Monólogo 'O Monstro' vai além da exposição de um caráter pré-fixado

Preciso, Genézio de Barros foge da armadilha de demonstrar uma personalidade desumana

Paulo Bio Toledo

O Monstro

  • Quando Ter. e qua., às 20h. Até 1º/8
  • Onde Teatro Vivo, av. Dr. Chucri Zaidan, 2.460
  • Preço R$ 50
  • Classificação 16 anos

Na montagem de "O Monstro", o ator Genézio de Barros interpreta um homem narrando os caminhos que levaram ele e sua amante a cometer um covarde assassinato contra uma jovem quase cega.

Diferentemente do conto de Sérgio Sant'Anna que dá origem à adaptação, feita pelo diretor Hugo Coelho, no monólogo não há um repórter entrevistando o assassino. Vemos apenas uma espécie de depoimento confessional cujo interlocutor muitas vezes parece ser o próprio público.

O interesse da montagem reside, em boa parte, nesta especificidade da narrativa. Ao mesmo tempo em que Antenor descreve os pormenores do assassinato, também aparece o seu esforço em tentar elaborar e criar justificativas para o que houve. Fica em primeiro plano, portanto, não a história narrada por ele, mas, sobretudo, o gesto de rememoração do assassino.

Com uma interpretação precisa, Genézio de Barros foge da armadilha de demonstrar a personalidade de um "monstro". Ou seja, a peça vai além da exposição de um caráter pré-fixado, o de um homem capaz de cometer tal atrocidade.

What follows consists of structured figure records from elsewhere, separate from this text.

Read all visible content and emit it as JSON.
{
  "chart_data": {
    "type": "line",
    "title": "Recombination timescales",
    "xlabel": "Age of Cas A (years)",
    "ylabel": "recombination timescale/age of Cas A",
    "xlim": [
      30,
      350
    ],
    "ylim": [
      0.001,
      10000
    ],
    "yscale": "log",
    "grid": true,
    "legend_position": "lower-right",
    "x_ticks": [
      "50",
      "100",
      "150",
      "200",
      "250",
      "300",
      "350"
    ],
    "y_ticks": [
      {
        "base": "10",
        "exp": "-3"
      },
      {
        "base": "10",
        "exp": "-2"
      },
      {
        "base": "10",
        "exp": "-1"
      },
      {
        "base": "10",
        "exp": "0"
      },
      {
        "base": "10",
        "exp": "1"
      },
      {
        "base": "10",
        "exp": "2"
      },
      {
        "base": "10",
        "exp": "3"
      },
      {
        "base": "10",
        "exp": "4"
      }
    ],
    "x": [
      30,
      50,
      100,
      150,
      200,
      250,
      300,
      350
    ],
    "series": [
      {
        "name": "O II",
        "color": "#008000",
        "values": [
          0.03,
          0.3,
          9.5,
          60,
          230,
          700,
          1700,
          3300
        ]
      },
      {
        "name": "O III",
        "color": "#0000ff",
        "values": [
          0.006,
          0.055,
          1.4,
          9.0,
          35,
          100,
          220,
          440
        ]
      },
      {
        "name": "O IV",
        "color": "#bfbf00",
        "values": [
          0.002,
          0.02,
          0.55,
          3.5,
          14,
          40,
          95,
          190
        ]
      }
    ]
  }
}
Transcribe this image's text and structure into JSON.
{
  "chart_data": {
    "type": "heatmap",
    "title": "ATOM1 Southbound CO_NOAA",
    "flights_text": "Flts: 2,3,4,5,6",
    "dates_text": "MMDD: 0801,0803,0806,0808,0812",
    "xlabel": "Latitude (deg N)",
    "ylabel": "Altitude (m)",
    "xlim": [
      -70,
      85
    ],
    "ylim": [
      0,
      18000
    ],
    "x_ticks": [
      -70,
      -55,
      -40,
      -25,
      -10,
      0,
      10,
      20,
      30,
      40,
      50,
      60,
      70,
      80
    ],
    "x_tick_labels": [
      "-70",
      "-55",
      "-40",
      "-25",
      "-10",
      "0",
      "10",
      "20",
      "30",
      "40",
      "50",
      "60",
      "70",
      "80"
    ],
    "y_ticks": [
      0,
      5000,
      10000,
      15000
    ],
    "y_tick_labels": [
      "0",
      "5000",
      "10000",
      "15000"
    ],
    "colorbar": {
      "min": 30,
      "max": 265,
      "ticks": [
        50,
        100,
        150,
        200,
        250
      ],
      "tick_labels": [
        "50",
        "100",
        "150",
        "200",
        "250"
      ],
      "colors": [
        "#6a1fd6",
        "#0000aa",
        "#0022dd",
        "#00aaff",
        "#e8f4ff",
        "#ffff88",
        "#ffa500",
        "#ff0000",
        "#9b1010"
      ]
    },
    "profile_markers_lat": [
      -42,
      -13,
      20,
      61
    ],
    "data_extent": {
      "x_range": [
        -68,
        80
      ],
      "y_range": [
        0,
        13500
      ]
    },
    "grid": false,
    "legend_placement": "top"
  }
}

Ao contrário disso, o ator sustenta os momentos de verdade daquela personagem e a luta interna que ele trava para tentar decifrar suas próprias ações. Isso não isenta o assassino, nem relativiza o crime abominável, mas cria uma conjugação espantosa entre barbárie e esclarecimento.

Antenor não é alguém privado da construção civilizatória que deveria nos afastar de ações monstruosas.

Ele é professor universitário de filosofia, se relaciona com uma bem-sucedida operadora financeira, ouve jazz, desconfia dos padrões moralistas do cotidiano, cria belas imagens líricas em seu depoimento, tem senso crítico. E isso tudo não o impede de estuprar e assassinar uma jovem sem chance nenhuma de defesa.

Antenor não é um monstro psicótico oposto aos valores que regem nossa civilização. Dependendo de como se olha, ele é bem semelhante à sociedade que o condena.

No final de seu depoimento, o assassino conta que na prisão recebe cartas de ódio, mas também, na mesma proporção, cartas de amor. Como se a sociedade que o abomina também se reconhecesse nele e sentisse algum fascínio por sua figura monstruosa.

As possibilidades ambivalentes de leitura que a montagem de "O Monstro" proporciona devem-se à força objetiva com que Genézio de Barros atua. Ele enfrenta a personagem sem afetação ou pré-julgamentos e abre espaço, assim, para uma reflexão contraditória que envolve todos nós. O monstro em cena é uma espécie de espelho.